HIPPYs lend helping hand

A LOCAL indigenous elder who has dedicated her career to Koorie education and training is ecstatic with the changes she has seen taking place.

Vera Briggs, who works as a Koorie engagement support officer, believes a specifically-indigenous education program in the Latrobe Valley is helping to create those changes.

About three years on since the Latrobe region was chosen as a trial site for the Home Interaction Program for Parents and Youngsters, Ms Briggs said more indigenous parents and children were embracing education.

“The success of that program has been really phenomenal for our community,” Ms Briggs said.
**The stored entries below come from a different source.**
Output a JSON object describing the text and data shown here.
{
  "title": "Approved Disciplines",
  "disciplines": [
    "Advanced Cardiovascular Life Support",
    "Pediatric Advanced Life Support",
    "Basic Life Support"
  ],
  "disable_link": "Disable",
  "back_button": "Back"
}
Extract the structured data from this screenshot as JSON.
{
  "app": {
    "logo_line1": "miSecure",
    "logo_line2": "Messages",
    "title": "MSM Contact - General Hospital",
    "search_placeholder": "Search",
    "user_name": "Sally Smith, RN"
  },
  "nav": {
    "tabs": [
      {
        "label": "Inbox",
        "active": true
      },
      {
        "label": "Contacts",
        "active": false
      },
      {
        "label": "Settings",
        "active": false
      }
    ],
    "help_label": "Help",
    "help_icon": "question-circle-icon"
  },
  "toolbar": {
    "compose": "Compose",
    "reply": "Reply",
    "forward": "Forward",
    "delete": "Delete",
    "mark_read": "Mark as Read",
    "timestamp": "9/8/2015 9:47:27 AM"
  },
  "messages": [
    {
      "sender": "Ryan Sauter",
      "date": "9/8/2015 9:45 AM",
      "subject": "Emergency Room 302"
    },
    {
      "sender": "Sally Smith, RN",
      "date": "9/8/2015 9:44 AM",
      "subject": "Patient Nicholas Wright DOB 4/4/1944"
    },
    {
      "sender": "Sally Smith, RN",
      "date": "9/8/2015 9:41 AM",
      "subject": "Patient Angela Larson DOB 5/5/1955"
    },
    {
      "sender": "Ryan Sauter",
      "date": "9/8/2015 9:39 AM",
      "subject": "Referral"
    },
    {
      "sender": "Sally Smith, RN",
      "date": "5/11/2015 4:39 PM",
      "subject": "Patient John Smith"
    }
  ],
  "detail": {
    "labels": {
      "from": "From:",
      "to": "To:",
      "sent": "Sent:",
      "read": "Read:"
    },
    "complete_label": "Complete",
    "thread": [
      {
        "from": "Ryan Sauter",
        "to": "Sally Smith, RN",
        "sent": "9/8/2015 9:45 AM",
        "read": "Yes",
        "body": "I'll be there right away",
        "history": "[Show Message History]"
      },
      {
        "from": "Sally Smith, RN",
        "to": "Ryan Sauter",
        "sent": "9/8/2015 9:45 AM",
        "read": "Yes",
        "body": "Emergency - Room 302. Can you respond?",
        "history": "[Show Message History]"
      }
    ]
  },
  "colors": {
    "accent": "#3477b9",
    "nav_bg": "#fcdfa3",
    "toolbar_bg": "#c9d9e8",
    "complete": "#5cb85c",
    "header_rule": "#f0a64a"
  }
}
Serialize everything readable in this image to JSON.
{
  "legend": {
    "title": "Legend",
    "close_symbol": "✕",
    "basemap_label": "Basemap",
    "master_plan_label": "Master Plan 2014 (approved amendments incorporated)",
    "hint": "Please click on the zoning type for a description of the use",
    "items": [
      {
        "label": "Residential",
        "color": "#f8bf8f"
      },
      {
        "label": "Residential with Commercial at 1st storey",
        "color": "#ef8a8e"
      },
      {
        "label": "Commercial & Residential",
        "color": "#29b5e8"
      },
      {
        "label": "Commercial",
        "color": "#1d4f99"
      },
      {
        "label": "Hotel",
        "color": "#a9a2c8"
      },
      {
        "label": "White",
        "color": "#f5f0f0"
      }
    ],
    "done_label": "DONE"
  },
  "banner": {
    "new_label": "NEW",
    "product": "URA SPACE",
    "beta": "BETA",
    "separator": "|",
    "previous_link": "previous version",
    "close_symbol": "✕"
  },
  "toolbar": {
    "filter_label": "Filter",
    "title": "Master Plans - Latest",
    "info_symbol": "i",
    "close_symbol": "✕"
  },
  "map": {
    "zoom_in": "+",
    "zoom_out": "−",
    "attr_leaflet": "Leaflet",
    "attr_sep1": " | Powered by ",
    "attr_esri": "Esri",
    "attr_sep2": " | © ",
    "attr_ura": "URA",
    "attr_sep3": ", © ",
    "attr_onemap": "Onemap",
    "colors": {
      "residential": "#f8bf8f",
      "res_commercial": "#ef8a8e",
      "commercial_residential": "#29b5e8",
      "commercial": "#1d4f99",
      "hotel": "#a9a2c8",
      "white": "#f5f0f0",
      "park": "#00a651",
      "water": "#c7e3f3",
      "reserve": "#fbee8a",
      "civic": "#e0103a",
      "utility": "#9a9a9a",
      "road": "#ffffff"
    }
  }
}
“I believe the beauty of it is they’re (the parents are) wanting to be involved with the HIPPY program because they want to give their child the best start to their education.

“They want to support their child in their education, because them growing up, they didn’t get that support from their parents, because a lot of the parents were still a bit apprehensive about schools and programs and… they would never get involved.

“Whereas I am finding the younger generation have got a better mindset of what’s best for their child and because the parents are the ones delivering the program to their child at home, it strengthens the relationship between the child and the mother.”

Last week parents, children and HIPPY tutors got together to celebrate the program alongside the theme, ‘everywhere learning is fun’.

Latrobe HIPPY coordinator Jade Walsh said it was a great way to bring the community together.

She said the program – delivered in the Valley through Anglicare Victoria – aimed to build confidence in children and give the parents knowledge that “they’re the child’s first teachers”.

“We’re just trying to empower the community, really and strengthen them and give them the confidence to go out there and teach their kids,” Ms Walsh said.

HIPPY is a two-year, home-based, early learning and parenting program for families with young children.

HIPPY tutors deliver books and activities to families and show the parents how to introduce the books and explain the activities to their child.

Ms Walsh and Ms Briggs agreed the program was achieving what it set out to do by getting the children school-ready.

They each said kinder and school teachers were able to identify the children involved in the HIPPY program due to their positive attitude towards school.

“To see them going off to school after having an experience like that and being confident – they are no longer alone in the school ground,” Ms Briggs said.

“They’re confident now and they can get along with other children; they know how to interact and their social skills are really good, because they’re used to being with other children.”

Ms Walsh said the Koorie community was experiencing a big change regarding education.

“Although it is slow, it’s happening, so that’s a big thing for our community,” she said.